Reviewed by Dr J. Rozencwajg, NMD
Richard Hughes was a conventional physician who eventually practiced and taught Homeopathy, as was the path of many Masters in the 19th Century. This book is a reprint of the 6th edition of his Materia Medica, completed and published in September 1893. An historical book, useful as coffee table filler, a starter for a conversation or a doorstopper? Not really.

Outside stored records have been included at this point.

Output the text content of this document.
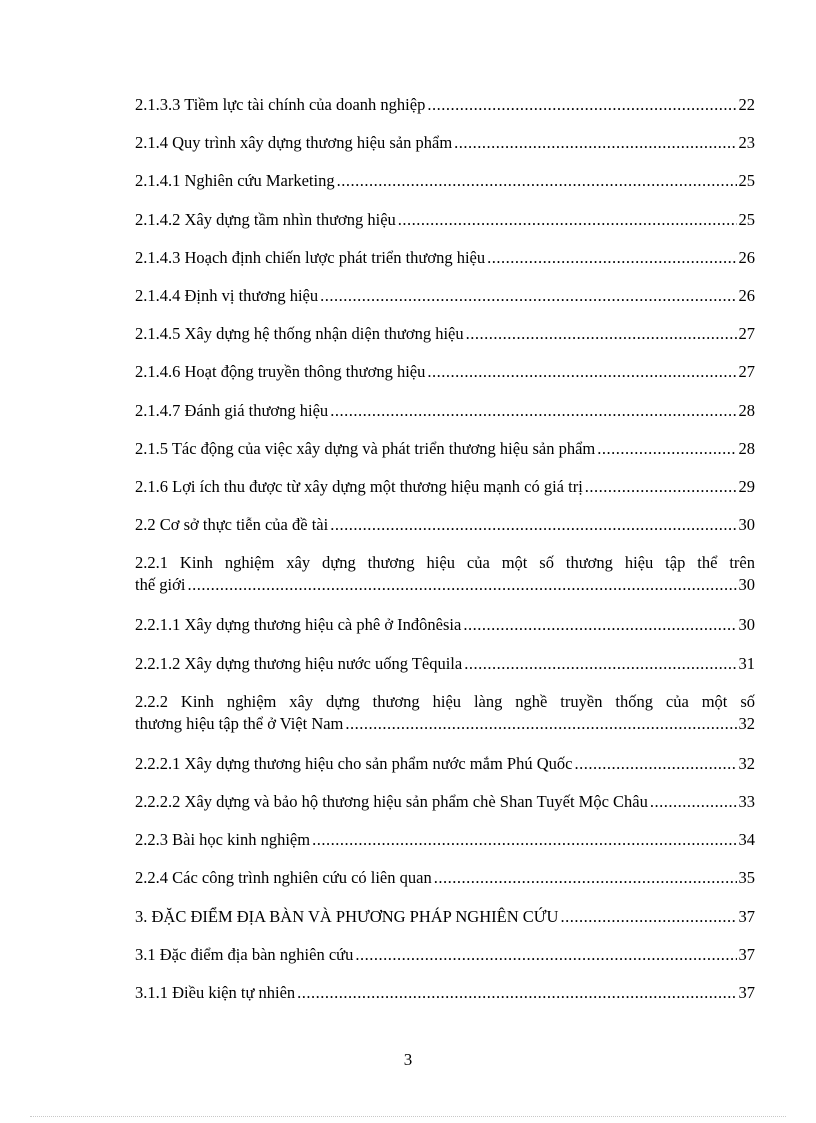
2.1.3.3 Tiềm lực tài chính của doanh nghiệp .....	22
2.1.4 Quy trình xây dựng thương hiệu sản phẩm .....	23
2.1.4.1 Nghiên cứu Marketing .....	25
2.1.4.2 Xây dựng tầm nhìn thương hiệu .....	25
2.1.4.3 Hoạch định chiến lược phát triển thương hiệu .....	26
2.1.4.4 Định vị thương hiệu .....	26
2.1.4.5 Xây dựng hệ thống nhận diện thương hiệu .....	27
2.1.4.6 Hoạt động truyền thông thương hiệu .....	27
2.1.4.7 Đánh giá thương hiệu .....	28
2.1.5 Tác động của việc xây dựng và phát triển thương hiệu sản phẩm .....	28
2.1.6 Lợi ích thu được từ xây dựng một thương hiệu mạnh có giá trị .....	29
2.2 Cơ sở thực tiễn của đề tài .....	30
2.2.1 Kinh nghiệm xây dựng thương hiệu của một số thương hiệu tập thể trên
thế giới .....	30
2.2.1.1 Xây dựng thương hiệu cà phê ở Inđônêsia .....	30
2.2.1.2 Xây dựng thương hiệu nước uống Têquila .....	31
2.2.2 Kinh nghiệm xây dựng thương hiệu làng nghề truyền thống của một số
thương hiệu tập thể ở Việt Nam .....	32
2.2.2.1 Xây dựng thương hiệu cho sản phẩm nước mắm Phú Quốc .....	32
2.2.2.2 Xây dựng và bảo hộ thương hiệu sản phẩm chè Shan Tuyết Mộc Châu .....	33
2.2.3 Bài học kinh nghiệm .....	34
2.2.4 Các công trình nghiên cứu có liên quan .....	35
3. ĐẶC ĐIỂM ĐỊA BÀN VÀ PHƯƠNG PHÁP NGHIÊN CỨU .....	37
3.1 Đặc điểm địa bàn nghiên cứu .....	37
3.1.1 Điều kiện tự nhiên .....	37
3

Hughes was first and foremost a scientist and interested in facts that can be proved, demonstrated even if not completely explained. He insisted, in accordance with homeopathic pharmacology, upon using only and exclusively provings and moreover those made with really healthy provers, not sick ones. In doing so he even discarded some of Hahnemann’s proving as they were done on unwell persons or on some who reacted the same almost pathological way to each and every remedy: he gives examples of one prover who always emitted large amounts of flatulence, no matter what the remedy, another who always had sexual dreams with every remedy. He disregarded clinical symptoms and cured cases too, claiming that those were not provings but could result in cures that were the result of the patient’s health having improved, being then able to take care of the rest of the pathology; it is important to note that he does not say that the remedy did not have a curative ability in those pathologies, but because the proving of the substance did not create the pathology, it could not be listed as one that could be cured homeopathically by it. It shows in his Materia Medica as he distinguishes clearly, when needed, between proving symptoms and clinical, cured ones. For Hughes, the only way to really know a remedy is to study the provings themselves, referring to his five volumes ‘Cyclopedia of Drug Pathogenesis’.
 

It is Hughes who dismissed Hahnemann’s theory of Miasms as being a demonstration of his senility (sic!). He also very much disliked the higher potencies (200C and 1M) that had just appeared in his time although he acknowledges their effectiveness, while writing (page 99) “reason must frown upon high potencies”. All this is still widely and wildly debated nowadays.
Why use or read his Materia Medica? After all, there are many more that are replete with other symptoms and signs that are used on a daily basis. The descriptions are rooted into correctly done provings, where there is no doubt about their validity, but also on physiology, pathology and pharmacology, albeit very much outdated by today’s standards of knowledge. Yet this is one of the Materia Medicas to refer to when in doubt about a remedy, as many additions have been made though clinical cures, traditional uses, re-provings that are not always accepted by every practitioner (dream or meditative provings) or other more contemporary research and classifications.
Each remedy is explained as a lecture, Kent’s style, and is not a boring catalogue of symptoms, one of the major hurdles to overcome when reading provings. When studying or revising a remedy, Hughes’ writings should be part of it, no matter what else is added to it afterwards: it is the sometimes small seed that then gives rise to an expanded knowledge and understanding. This fact by itself warrants having that book on your shelves, and not just as a decoration.